The laundry is usually the most neglected room in the house, often last on the renovation list and the one with the smallest budget.
Yet despite its unglamorous nature, the laundry will see enough use to warrant a well-planned renovation to make it more functional.
The laundry of this 1950s home had seen better days. Detached from the house, it served as a dumping ground for junk and felt more like a shed.
With no proper storage, the room was in chaos. An affordable cabinet system from the Flatpax Utility range was installed to keep things tidy and accessible.
Flatpax Utility cabinets come with the cabinet, doors, hinges and relevant assembly hardware in the one box. All that needs to be added is a benchtop.
The deep cupboards provide plenty of storage for household supplies while concealing unsightly items. A new laundry chute means the hamper can go, reducing clutter in the room.
A clever new feature is the drying cupboard installed above the cabinets. It allows clothes to be dried indoors without taking up floorspace and looks neat and tidy when not in use.
Update the surfaces
The walls and ceiling hadn’t been painted in at least a decade, so the room looked tired and grubby, and was filled with cobwebs.
Mouldings covered plasterboard joints and there was an unsightly patch of bare wall where a cupboard had once been removed.
To revamp the walls, the mouldings were taken away and the gaps between the panels were filled with joint compound then sanded.
A blue-grey shade of low-sheen interior paint was chosen for the walls, along with white for the ceiling, to give the new laundry a clean, fresh look.
The stark concrete floor slab was heavily stained, and seemed more suited to a warehouse than a laundry.
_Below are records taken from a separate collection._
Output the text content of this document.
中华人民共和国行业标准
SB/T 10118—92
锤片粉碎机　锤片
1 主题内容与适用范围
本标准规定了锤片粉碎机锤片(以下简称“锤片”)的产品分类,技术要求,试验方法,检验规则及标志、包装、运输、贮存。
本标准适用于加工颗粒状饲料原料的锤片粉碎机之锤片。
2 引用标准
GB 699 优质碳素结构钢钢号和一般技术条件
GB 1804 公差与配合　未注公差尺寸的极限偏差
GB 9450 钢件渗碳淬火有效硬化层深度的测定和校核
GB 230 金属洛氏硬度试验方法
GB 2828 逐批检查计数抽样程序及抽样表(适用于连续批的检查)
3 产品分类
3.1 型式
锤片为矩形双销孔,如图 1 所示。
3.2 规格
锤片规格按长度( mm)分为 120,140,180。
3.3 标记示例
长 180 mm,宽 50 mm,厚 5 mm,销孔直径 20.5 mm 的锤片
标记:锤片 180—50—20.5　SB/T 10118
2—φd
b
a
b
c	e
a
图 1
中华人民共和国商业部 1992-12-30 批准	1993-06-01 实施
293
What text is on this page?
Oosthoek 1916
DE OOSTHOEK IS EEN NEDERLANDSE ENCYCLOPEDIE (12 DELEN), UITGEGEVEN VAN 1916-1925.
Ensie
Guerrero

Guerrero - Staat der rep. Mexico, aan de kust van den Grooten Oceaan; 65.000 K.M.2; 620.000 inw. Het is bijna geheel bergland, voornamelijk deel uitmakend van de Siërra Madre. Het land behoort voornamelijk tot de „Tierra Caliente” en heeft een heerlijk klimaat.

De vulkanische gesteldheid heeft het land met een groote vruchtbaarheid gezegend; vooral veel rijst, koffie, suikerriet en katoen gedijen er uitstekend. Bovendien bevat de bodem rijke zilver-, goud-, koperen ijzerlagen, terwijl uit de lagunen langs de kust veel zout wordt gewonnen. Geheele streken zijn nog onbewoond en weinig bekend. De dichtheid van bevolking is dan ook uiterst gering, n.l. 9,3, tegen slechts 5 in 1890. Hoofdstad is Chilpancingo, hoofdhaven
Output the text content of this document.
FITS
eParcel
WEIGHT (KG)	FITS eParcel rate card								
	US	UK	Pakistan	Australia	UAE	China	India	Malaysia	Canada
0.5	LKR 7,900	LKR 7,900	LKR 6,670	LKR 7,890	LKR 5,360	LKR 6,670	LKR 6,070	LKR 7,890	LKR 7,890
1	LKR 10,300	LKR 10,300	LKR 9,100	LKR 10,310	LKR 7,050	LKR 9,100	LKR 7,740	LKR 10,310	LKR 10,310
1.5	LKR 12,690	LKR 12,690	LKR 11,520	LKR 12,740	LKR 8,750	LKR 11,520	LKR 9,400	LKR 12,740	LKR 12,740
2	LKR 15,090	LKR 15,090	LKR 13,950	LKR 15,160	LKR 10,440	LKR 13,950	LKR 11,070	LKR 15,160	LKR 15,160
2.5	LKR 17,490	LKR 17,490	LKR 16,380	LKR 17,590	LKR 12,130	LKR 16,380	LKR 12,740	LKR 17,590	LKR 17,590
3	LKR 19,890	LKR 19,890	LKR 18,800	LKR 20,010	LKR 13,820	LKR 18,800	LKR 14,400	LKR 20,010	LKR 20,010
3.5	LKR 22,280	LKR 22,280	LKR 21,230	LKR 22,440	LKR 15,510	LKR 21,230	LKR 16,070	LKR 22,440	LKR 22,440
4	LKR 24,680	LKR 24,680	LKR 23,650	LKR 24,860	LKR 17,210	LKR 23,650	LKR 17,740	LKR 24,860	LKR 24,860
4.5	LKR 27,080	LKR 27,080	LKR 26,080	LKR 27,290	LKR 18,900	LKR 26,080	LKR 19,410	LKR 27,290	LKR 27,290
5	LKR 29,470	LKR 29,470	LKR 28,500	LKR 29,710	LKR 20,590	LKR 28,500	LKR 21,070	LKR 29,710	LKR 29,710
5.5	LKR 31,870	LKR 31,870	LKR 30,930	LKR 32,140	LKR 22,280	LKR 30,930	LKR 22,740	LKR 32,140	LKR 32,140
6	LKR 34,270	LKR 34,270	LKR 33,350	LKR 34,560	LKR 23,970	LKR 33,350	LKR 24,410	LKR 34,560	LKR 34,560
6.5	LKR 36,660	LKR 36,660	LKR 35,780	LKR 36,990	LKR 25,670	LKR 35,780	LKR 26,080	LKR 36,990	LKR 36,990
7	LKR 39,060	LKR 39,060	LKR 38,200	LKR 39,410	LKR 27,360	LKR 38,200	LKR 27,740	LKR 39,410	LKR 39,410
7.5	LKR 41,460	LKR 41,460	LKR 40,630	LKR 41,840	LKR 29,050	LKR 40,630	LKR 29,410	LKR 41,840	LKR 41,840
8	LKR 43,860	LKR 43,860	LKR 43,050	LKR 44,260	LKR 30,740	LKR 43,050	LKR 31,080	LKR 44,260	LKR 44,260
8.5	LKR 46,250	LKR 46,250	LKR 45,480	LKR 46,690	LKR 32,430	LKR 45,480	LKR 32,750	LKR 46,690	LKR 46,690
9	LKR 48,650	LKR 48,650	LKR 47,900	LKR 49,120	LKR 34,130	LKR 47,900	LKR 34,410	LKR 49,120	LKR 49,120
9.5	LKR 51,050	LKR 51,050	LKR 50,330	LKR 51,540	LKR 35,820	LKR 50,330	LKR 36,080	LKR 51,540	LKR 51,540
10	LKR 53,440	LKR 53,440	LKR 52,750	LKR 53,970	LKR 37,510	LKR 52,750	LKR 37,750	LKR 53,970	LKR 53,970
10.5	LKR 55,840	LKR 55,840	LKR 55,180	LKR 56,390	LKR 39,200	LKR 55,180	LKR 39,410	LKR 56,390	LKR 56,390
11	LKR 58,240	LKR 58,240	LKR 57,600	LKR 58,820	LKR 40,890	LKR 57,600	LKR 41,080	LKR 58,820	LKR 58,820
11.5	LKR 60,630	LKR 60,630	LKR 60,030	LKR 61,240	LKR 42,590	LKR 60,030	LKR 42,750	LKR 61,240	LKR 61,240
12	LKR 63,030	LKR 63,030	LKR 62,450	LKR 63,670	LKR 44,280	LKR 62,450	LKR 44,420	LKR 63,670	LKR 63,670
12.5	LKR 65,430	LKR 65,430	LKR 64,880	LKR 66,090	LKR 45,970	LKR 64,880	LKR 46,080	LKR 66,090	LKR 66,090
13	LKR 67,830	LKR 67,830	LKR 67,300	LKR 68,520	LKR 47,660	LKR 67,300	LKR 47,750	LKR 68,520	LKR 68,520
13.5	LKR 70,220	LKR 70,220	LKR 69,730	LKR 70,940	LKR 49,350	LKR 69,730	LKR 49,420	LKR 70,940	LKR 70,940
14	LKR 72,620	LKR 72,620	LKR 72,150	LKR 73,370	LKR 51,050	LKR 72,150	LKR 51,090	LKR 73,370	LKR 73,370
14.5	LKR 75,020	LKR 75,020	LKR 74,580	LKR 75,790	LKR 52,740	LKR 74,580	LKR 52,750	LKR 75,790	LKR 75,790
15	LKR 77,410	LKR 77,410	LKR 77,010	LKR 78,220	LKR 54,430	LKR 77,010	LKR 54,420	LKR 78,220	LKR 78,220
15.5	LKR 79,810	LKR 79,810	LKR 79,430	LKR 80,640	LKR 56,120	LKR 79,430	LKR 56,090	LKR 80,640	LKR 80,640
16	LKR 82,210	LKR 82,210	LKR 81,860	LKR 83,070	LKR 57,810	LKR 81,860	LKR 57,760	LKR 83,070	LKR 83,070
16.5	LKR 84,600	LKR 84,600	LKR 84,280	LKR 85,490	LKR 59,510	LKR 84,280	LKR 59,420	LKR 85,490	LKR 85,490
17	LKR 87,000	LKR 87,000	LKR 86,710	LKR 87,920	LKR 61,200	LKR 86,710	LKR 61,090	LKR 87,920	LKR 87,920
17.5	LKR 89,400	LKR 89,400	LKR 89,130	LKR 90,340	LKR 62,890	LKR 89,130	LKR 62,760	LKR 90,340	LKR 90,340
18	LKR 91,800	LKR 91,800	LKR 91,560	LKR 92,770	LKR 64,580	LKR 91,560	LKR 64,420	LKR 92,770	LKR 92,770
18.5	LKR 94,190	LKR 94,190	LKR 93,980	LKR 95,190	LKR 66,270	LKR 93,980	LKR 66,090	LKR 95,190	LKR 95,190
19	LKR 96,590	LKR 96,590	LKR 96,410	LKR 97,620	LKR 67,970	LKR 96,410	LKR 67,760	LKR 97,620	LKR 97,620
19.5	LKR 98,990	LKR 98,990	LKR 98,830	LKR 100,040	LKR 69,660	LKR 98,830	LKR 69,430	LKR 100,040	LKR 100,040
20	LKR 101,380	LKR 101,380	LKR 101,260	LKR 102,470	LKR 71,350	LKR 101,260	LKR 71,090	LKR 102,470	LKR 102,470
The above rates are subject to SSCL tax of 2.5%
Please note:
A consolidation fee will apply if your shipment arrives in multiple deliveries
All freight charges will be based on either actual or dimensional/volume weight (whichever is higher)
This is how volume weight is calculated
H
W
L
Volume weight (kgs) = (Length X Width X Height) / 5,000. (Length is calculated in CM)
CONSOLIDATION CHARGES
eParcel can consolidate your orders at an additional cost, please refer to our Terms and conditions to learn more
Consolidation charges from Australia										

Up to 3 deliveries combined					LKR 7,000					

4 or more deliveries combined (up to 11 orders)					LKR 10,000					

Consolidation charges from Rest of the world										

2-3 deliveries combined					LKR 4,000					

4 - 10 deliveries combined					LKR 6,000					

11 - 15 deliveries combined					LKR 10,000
Large-format floor tiles were laid directly on top of the slab from front to back and left to right. This technique allows any cut tiles to be hidden by the cabinets and makes the end result look much neater.
Large tiles are a cost-effective and attractive option to install DIY. Not only do they make a room look bigger and more streamlined, they are far less fiddly and time consuming to lay than smaller tiles.
Lay the floor tiles
Calculate how many tiles you need by measuring the length and width of the floor and adding 5% extra for wastage. When laying tiles square to walls, lay full tiles first then cut tiles. Dry fit the tiles before laying them to check positioning.
Apply the grout after leaving the tiles to dry for at least 24 hours. Mix grout in a bucket to a runny consistency and spread over tiles using a sponge squeegee, forcing it into the joints.